I am running into performance problems when using Jasper as an embedded library to generate CSV reports on the backend that can be uploaded later. The report currently has over 1/2 a million records and each record has roughly 120 columns. The call to FillReport ran out of memory after running for over 10 hours even with a file virtualizer defined (although I believe the 'ignorePagination' = true caused that error). As a benchmark, when I use SQL Developer to run the same query and export, it takes only 20-30 minutes.
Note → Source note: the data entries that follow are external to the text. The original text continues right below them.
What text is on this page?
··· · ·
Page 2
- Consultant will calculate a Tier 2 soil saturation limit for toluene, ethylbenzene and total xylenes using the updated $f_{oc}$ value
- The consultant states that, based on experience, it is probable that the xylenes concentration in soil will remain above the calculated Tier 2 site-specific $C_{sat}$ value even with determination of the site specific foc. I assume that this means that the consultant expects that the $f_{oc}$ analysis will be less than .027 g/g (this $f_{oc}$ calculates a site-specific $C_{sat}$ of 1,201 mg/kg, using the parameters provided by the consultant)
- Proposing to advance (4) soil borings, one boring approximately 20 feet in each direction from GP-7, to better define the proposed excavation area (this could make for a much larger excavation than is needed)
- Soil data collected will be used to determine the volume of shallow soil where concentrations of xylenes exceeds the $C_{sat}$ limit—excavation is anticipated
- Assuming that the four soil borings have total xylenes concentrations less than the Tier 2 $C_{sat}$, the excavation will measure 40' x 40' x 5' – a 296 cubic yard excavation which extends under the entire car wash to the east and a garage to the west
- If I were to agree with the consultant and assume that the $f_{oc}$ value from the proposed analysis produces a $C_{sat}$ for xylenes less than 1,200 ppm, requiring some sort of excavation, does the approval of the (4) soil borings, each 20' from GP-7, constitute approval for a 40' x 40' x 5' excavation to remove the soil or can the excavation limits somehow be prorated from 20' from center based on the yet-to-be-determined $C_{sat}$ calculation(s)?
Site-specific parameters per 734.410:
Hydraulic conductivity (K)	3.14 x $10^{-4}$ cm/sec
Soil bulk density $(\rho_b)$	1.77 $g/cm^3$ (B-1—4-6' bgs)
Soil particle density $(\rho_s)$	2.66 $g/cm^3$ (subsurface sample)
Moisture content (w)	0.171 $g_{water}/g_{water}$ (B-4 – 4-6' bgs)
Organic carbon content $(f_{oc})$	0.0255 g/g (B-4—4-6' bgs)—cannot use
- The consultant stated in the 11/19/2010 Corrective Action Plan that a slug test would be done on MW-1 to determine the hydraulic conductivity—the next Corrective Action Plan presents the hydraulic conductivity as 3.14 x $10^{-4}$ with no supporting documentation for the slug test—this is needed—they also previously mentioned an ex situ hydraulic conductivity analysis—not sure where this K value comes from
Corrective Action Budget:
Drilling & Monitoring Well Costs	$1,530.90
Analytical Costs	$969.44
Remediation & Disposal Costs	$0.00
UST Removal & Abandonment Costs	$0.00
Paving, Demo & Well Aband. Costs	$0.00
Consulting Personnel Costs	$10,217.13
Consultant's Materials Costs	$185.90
Currently the query is tied with the main data set and the report only has one detail section and in it, a textfield definition for each column, so it looks something like this:
<detail> <band height="42"> <textField isStretchWithOverflow="true" isBlankWhenNull="true"> <reportElement x="0" y="0" width="6" height="30" uuid="2493377b-d1a4-4caa-bea5-f66aed6c8620"> <property name="net.sf.jasperreports.export.csv.column.name" value="ORDER_STATUS"/> <printWhenExpression><![CDATA[!$P{CNXS_HIDE}.contains( "AO_STATUS" )]]></printWhenExpression> </reportElement> <textFieldExpression><![CDATA[$F{AO_STATUS}]]></textFieldExpression> </textField> etc.
Is there a better way to define this report in order to get better performance?
Thanks
Bas
3 Answers:
For others. The magic answer was:
parameters.put("net.sf.jasperreports.measure.simple.text", "false");
Now it exports in 3 minutes. The exported data looks like shite, probably because the width of columns is incorrect. The studio interface is pretty useless when creating rows that have this many columns.
To answer your comments, no pojo is created, it is a simple SQL query to an Oracle database that needs to be exported to a CSV file. I am trying to find out what the best report option is for this use case to minimize overhead that Jasper needs to render the data. I don't want Jasper to spend a lot of time trying to figure out if rows of data fit on one line, one page, in a band etc., it is really just one contineous report of data.
I reran my test and kept my query to return 10.000 records with a db fetch size of 50 records and a swap virtualizer. I see the following results:
Obviously using the template report is causing some infinite loop with calculating the next page. I was unable to turn on ignorePagination on that report.
The reason the newly defined report is still 3 to 4 times slower than my baseline is in the fillReport call. I assume that is because it does all the kind of calculations that I mentioned before and that I am trying to minimize.
Is there a way to minimize that overhead by, for example, setting the pageWidth/height or reportElement width/height to a large number or something else?
I read about setting the text measure property to the SingleLineTextMeasurerFactory class, but I can only find that class in the jasperserver jar.
I ran the test through a profiler and my gutt feel was right. Out of the 433 seconds it took to generate the report, 260 seconds were spent in SimpleTextLineWrapper.measureExactLineBreakIndex
Ideas on how to minimize that call ?